PREDICTIVE AND DATA-DRIVEN STRATEGIES FOR ENHANCING OCCUPATIONAL SAFETY IN SOUTH AFRICA’S CONSTRUCTION INDUSTRY: A SYSTEMATIC REVIEW
The construction industry remains one of the most hazardous sectors globally, with workplace injuries posing significant risks to human life and economic productivity. Recent advances in Artificial Intelligence (AI) and Data Analytics offer transformative potential for proactive safety management and injury prevention. This paper presents a systematic review of 25 peer-reviewed studies published between 2014 and 2024, focusing on the integration of AI, Machine Learning, Deep Learning, Predictive Analytics, and real-time monitoring technologies in construction safety. Using the Scopus database and guided by PRISMA protocols, studies were screened based on inclusion criteria including construction relevance, data-driven methods, measurable outcomes, and publication quality. The thematic analysis identified six core themes: (1) Predictive Capabilities and Real-time Monitoring, (2) Data Silos and Challenges to Integration, (3) Human-AI Collaboration and Workforce Implications, (4) Risk Identification and Classification, (5) Regulatory Alignment and Ethical Governance, and (6) Regional Disparities in Research and Adoption. The findings indicate that AI-enabled tools, including wearable devices, computer vision, and IoT sensors, enhance hazard detection, predictive risk assessment, and dynamic safety management. However, adoption is hindered by fragmented data systems, limited technical capacity among small and medium contractors, and workforce apprehension.
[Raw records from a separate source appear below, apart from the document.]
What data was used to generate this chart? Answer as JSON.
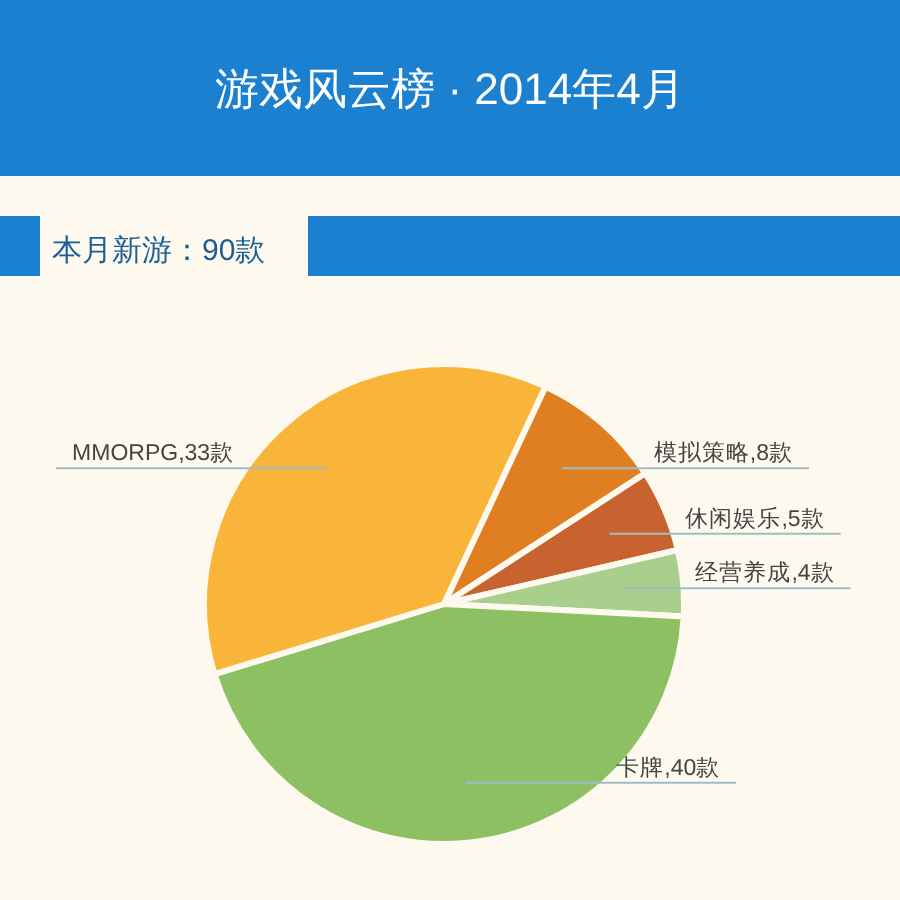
{
  "chart_data": {
    "type": "pie",
    "title": "游戏风云榜 · 2014年4月",
    "subtitle": "本月新游：90款",
    "categories": [
      "模拟策略",
      "休闲娱乐",
      "经营养成",
      "卡牌",
      "MMORPG"
    ],
    "values": [
      8,
      5,
      4,
      40,
      33
    ],
    "colors": [
      "#e07f22",
      "#c8622e",
      "#a8d08c",
      "#8cc063",
      "#f8b53a"
    ],
    "value_labels": [
      "8款",
      "5款",
      "4款",
      "40款",
      "33款"
    ]
  }
}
Furthermore, regulatory gaps and regional disparities, particularly in Africa and South Africa, highlight the need for context-specific frameworks and ethical governance. This review provides a foundation for developing an AI-driven, data-enabled model for injury prevention in South African construction, offering insights for policymakers, practitioners, and researchers on leveraging intelligent technologies to improve workplace safety.
Artificial Intelligence, Construction Safety, Data Analytics, Injury Prevention, Predictive Analytics.